Ho camminato molto tra i sentimenti,/ i miei e quelli degli altri,/ ed è rimasto sempre spazio tra loro /per far passare l’ampio tempo. (Sono passata, Kiki Dimulà in «L’adolescenza dell’oblio»).

‘Poesia’ è il vocabolo che apre Diario di minima quiete, raccolta di trenta poesie di Fortuna Della Porta e ‘qui’ è l’avverbio che la conclude. Lasciando scorrere lo sguardo sui titoli dei componimenti, si nota una caratteristica ricorrente: essi sono per lo più introdotti da articoli determinativi o dallo stesso avverbio che chiude l’intera operazione. Il ‘gioco’ linguistico suggerisce un intenso labor limae, una costruzione dosata e attenta, volutamente non comune perché fondata parallelamente sia sulla ricerca del sinonimo, sia sulla creazione dell’immagine spesso inconsueta.
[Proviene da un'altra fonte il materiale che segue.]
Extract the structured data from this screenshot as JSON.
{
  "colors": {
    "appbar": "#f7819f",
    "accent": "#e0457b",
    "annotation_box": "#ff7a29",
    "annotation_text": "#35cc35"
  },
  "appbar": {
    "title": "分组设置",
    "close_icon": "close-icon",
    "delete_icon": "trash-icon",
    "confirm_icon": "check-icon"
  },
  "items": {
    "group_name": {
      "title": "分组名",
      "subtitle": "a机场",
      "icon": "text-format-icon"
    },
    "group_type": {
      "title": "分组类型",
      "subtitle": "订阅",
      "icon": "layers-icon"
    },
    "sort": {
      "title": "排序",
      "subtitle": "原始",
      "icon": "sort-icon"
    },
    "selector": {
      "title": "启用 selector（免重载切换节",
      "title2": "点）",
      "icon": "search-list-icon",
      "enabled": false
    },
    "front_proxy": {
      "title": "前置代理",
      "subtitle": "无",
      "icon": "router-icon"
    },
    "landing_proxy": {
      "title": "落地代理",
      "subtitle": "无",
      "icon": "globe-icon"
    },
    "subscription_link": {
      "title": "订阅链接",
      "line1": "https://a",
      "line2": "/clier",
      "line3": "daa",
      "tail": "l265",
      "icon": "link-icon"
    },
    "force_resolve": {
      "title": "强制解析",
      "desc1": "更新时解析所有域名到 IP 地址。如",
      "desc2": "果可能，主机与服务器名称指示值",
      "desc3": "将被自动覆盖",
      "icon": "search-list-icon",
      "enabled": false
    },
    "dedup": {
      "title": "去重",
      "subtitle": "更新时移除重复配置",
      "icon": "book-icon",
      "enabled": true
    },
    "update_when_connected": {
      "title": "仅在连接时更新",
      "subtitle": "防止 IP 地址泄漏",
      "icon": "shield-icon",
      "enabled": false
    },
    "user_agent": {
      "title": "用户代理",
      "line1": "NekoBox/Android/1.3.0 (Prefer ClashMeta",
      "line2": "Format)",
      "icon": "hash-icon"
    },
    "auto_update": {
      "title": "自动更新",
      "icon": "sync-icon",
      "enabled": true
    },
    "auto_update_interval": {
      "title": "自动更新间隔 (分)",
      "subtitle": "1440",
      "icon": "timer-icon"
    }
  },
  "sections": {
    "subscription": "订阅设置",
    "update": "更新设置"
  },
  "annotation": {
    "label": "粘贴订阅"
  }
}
La centralità dell’esperienza dell’io non impedisce l’adozione di un punto di vista oggettivo: l’idea è quella di creare un equilibrio anche estetico oltre, naturalmente, ad indagare l’universalità del paradigma poetico come esperienza umana.
Il viaggio di Fortuna Della Porta è un percorso attraverso le radici della poiesis: un cammino guidato dalla poesia «Nuda», da incidere «ignuda e violenta», «altera come il giunco alla piena»; seminare versi è seguire il canto della vita, scoprirne gli effetti, sondarne le sfumature mettendosi in gioco e scoprendosi rassegnati a «vivere di vento».
Mista al gioco linguistico, al divertimento (e all’abilità) dell’autrice, c’è la verità di chi scrive: il punto di vista si espande facendosi forza sulla propria singolarità, sulla consapevolezza che se gli uomini non sono portatori di una verità assoluta sono comunque portatori di una propria verità che la poesia, come strumento, ha il compito di portare alla luce.
Per raccontarsi e raccontare l’esperienza umana, Della Porta usa «forbici a doppia lama»: «acciuffa le parole», si pone in punta di piedi sulla pagina quasi per osservare un percorso da una postazione incontaminata, sulla soglia di una nuova scoperta da accarezzare, da fare propria per poterla elaborare; le parole «crepitano tra le mani», le immagini che esse si portano dietro prendono forma, delimitate da suoni, portatrici di vita, dei suoi frammenti afferrabili o meno.
Si percepisce un senso di attesa, un’incolmabile necessità di raccogliere l’esistenza nelle sue svariate manifestazioni per convogliare l’energia prodotta (e, soprattutto, percepita) sulla pagina bianca: al lettore non resta che partecipare al movimento dei fiori e delle foglie, all’oscillazione cromatica dei chiaroscuri stagionali, all’«angoscia della metafora» di un appuntamento atteso eppure ancora incerto.
E’ evidente e- talora sublimata- una sorta di fusione tra passato e presente: l’adolescenza di un «bacio fragile e frugale trepido e rimpianto» scivolata in prossimità dell’atto adulto di «strapazzare versi e alzare la posta».
Il poetare non è costituito di rime, (a cui l’autrice preferisce morbide assonanze, mai troppo insistite), né di similitudini o di facili enjambément: oserei dire che ella preferisce azzardare rapide metafore, oniriche talora, «a ranghi serrati» o, per i lettori più coraggiosi, a vele spiegate, fingendo che la scrittura avvenga quasi «per dispetto».
Reminiscenze di Ezra Pound e di Eliot, nonché del Dante dell’Inferno, allusioni frequenti alla letteratura contemporanea (penso a Zanzotto soprattutto, ma un certo ‘giocare’ senza falsi pudori mi ricorda pure Quenau, anche se in una diversa prospettiva), fanno di questa breve raccolta realmente un diario di immagini e di situazioni, una fotografia personale,  come un fiore che protende i petali verso l’esterno per mostrarsi alla luce del sole.
L’urgenza alla vita, nonostante gli spigoli, l’urgenza al tempo, malgrado la sua tirannia, lasciano sulle palpebre  l’ebbrezza di una corsa giovanile verso l’essenza delle cose, «Mille respiri a scalare la groppa», «la mia spugna che sboccia d’azalea», la curiosità insomma di scoprire la realtà, anche divorandola.
Lettura interessante, femminile per una certa capacità di dosare la parola e di porla, maliziosamente oserei, oltre la consueta ‘architettura’ del verso poetico: abbiamo davanti un’operazione che richiede vivace partecipazione da parte del lettore, nella fusione continua fra immagine vissuta e pensiero.
Un viaggio a piedi nudi e a cuore aperto verso le stagioni della mente e della vita, in compagnia dei sensi e, soprattutto, del senso delle cose.